Letras líquidas

«Saudade» del 78

El órdago a la España contemporánea, a la de la generación más próspera que se recuerda, destruye los referentes sólidos, anclados al tiempo político del 78, para lanzarlos al vacío organizativo

No es cuestión de impregnarse del lamento ni del desasosiego más estilo Pessoa por el ambiente político actual, pero cuando las circunstancias se tensan y la crispación se desata, conviene tomar distancia e intentar ajustar las palabras para que ejerzan no solo su labor descriptiva sino para que multipliquen su poder modelador de la realidad. Se ha extendido estos días la burla o la frivolización de la expresión «España se rompe». Y lo ha hecho como una manera de eludir el necesario debate sobre el cambio de paradigma territorial, cierto, real y constatable, que atravesamos. Las transformaciones, profundas, que nos sacuden, se disponen a modificar la estructura política que conocemos.

El desgaste al que se somete al sistema constitucional va más allá de disposiciones legales concretas. Se plasma en el acuerdo del PSOE con Junts, cierto, pero no se encaja solo en una medida que satisface a unos y no colma las expectativas de otros ni siquiera se ciñe a un artículo específico de la ley de amnistía o a una disposición manifiestamente injusta. La dimensión de lo que ocurre viene dada por eso que en términos jurídicos se llama el espíritu de las leyes, que no son más que los intangibles, que, sin plasmarse negro sobre blanco, impregnan e inspiran los comportamientos, los usos, las normas y sus concreciones. La dislocación de principios en nuestro ámbito público se materializa en dos cuestiones de suma gravedad: permitir que un ciudadano (fugado de la Justicia) participe en la redacción de una norma que le va a beneficiar y aceptar en el vocabulario común y cotidiano el término «lawfare». Asumir como válida la teoría política latinoaméricana de complots togados da la medida del deterioro de nuestra democracia, esa que adelantaba a Reino Unido o Francia en la lista de «The Economist», y vaticina, además, la senda de desprestigio hacia la que se desliza.

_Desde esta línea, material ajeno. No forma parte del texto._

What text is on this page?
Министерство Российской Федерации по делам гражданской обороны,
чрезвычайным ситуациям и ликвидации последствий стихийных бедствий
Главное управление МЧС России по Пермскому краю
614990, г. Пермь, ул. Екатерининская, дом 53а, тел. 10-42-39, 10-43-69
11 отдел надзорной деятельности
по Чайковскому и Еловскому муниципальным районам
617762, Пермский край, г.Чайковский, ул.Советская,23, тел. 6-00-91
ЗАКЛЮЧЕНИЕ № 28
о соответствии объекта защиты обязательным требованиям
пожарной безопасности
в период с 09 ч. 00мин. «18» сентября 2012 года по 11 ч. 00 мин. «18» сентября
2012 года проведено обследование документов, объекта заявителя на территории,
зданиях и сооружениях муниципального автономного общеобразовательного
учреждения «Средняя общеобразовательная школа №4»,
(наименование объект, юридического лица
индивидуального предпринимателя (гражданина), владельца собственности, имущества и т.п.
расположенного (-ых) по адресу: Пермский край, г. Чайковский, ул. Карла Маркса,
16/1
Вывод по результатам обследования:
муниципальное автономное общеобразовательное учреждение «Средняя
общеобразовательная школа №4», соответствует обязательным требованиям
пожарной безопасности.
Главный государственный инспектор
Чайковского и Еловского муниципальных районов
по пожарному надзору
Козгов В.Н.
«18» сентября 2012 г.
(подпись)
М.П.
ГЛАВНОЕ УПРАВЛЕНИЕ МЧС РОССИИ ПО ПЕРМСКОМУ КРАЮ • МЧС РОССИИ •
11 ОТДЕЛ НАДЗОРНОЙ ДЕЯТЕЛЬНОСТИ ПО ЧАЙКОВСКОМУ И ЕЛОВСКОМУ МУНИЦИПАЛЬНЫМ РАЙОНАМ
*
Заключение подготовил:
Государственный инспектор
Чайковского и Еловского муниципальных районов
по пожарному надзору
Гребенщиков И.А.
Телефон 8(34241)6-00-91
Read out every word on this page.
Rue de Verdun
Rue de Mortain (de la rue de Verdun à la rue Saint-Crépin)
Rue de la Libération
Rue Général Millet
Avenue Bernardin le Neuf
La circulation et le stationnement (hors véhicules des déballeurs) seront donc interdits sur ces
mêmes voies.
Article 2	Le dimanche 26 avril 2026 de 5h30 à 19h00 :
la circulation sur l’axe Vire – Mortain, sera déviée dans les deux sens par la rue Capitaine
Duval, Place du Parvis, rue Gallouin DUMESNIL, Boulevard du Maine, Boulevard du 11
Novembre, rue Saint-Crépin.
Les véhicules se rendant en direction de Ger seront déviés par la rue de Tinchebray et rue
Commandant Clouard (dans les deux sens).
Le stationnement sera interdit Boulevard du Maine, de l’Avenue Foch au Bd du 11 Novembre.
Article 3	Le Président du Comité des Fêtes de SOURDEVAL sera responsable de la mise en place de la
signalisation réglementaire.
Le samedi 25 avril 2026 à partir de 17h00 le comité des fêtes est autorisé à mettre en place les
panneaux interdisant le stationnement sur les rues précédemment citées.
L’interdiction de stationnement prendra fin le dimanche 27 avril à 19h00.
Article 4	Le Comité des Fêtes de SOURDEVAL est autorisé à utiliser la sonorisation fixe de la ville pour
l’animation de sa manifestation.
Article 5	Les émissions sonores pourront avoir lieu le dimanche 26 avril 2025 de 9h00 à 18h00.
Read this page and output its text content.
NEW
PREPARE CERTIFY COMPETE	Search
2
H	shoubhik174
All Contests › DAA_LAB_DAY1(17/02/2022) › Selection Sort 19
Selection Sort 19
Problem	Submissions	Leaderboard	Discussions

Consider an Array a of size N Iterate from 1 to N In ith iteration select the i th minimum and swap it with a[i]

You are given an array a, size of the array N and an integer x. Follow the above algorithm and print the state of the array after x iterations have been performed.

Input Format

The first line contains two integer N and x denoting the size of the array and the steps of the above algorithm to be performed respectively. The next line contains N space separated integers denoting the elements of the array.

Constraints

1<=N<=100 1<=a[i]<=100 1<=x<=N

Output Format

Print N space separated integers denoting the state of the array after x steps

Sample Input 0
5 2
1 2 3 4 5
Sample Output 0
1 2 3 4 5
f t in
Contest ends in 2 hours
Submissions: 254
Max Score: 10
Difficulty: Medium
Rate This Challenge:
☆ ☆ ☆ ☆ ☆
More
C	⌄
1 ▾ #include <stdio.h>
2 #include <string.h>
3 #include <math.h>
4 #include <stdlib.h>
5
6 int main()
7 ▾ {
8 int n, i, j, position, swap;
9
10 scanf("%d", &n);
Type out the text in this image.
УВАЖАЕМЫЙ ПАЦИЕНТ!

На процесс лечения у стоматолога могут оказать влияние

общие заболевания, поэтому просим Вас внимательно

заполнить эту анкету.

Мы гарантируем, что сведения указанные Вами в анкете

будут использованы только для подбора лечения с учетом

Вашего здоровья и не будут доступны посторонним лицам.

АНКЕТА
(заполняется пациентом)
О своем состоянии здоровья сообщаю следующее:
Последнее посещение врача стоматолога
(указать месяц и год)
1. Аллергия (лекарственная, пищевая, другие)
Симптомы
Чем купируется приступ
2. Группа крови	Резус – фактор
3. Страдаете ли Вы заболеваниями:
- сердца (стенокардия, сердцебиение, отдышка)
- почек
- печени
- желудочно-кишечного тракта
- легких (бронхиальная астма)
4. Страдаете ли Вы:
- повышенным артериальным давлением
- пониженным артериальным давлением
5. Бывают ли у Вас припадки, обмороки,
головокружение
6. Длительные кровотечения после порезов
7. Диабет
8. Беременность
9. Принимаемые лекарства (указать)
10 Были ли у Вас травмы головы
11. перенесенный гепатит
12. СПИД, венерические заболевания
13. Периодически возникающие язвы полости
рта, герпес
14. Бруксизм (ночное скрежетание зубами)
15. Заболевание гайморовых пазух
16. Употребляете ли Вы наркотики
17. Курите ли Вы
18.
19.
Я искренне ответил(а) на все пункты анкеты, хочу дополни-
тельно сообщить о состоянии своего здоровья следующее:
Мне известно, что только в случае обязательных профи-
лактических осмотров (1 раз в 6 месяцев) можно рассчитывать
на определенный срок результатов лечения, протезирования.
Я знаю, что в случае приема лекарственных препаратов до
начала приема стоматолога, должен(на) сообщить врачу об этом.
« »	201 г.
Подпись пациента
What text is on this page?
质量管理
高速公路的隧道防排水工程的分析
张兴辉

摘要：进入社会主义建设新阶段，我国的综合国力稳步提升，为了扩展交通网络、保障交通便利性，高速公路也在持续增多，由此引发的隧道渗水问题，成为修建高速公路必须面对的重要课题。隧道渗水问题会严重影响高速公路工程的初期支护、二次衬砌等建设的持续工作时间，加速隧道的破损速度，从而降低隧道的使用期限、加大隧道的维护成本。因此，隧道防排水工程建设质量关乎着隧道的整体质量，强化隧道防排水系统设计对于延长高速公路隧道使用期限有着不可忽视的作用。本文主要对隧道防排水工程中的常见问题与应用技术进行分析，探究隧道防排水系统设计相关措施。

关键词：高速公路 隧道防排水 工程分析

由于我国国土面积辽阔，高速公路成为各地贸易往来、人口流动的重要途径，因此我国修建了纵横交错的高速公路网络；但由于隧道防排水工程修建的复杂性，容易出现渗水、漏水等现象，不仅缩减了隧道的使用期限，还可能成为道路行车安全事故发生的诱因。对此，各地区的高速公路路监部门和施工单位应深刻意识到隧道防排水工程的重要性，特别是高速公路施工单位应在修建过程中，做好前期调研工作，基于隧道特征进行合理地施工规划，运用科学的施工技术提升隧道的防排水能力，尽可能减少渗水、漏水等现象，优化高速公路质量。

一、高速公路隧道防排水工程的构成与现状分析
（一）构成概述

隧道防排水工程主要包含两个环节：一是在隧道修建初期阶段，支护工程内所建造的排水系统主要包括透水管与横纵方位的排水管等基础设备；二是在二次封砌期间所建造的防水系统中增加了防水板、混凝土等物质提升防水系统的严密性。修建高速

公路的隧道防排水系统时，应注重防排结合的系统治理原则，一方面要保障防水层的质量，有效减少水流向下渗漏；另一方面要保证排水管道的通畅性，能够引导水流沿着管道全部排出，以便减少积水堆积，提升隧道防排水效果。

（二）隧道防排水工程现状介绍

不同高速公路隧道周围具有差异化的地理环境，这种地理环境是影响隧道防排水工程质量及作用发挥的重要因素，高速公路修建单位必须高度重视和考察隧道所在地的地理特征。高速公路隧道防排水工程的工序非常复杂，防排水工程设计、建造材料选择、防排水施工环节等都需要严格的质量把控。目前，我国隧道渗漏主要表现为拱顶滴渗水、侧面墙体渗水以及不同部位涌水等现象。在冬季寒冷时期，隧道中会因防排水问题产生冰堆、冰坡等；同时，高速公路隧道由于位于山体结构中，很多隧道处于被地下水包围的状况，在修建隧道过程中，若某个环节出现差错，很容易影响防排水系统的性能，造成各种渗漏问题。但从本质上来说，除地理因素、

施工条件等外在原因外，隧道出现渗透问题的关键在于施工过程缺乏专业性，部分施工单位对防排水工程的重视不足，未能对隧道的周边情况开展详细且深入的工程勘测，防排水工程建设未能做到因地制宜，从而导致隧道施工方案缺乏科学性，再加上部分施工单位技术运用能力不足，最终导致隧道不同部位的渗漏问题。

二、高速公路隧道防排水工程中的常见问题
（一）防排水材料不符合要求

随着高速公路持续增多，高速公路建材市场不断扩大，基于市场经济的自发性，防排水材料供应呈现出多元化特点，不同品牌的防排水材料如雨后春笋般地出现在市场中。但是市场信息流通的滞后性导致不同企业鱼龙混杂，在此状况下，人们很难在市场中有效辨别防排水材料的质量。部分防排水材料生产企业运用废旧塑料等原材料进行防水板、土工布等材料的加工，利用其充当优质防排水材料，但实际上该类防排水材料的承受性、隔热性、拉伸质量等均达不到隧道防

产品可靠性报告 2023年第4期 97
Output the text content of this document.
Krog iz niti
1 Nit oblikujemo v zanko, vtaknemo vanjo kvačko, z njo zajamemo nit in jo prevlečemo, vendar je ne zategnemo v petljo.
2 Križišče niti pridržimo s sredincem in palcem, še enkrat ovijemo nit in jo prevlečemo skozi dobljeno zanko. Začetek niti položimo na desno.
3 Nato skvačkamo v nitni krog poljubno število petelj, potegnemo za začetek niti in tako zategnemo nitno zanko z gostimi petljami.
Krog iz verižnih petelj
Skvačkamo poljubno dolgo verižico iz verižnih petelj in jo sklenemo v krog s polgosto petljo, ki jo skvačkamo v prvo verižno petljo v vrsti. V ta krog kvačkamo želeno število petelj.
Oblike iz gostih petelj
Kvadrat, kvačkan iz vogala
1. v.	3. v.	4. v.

El órdago a la España contemporánea, a la de la generación más próspera que se recuerda, destruye los referentes sólidos, anclados al tiempo político del 78, para lanzarlos al vacío organizativo. Oficializar sospechas conspiranoicas equivale a desmontar el Estado de derecho y a conceder un poder excesivo al Ejecutivo, que termina colonizando al Legislativo y al Judicial. Y las líneas entre los tres baluartes se difuminan ahora, precisamente, cuando al otro lado de nuestras fronteras dimite un primer ministro al saberse investigado por corrupción: un político que asume el sometimiento a la ley. Portugal recordándonos el respeto a Montesquieu. Y ese estándar de responsabilidad democrática no encuentra traducción al español. Como ocurre con la «saudade».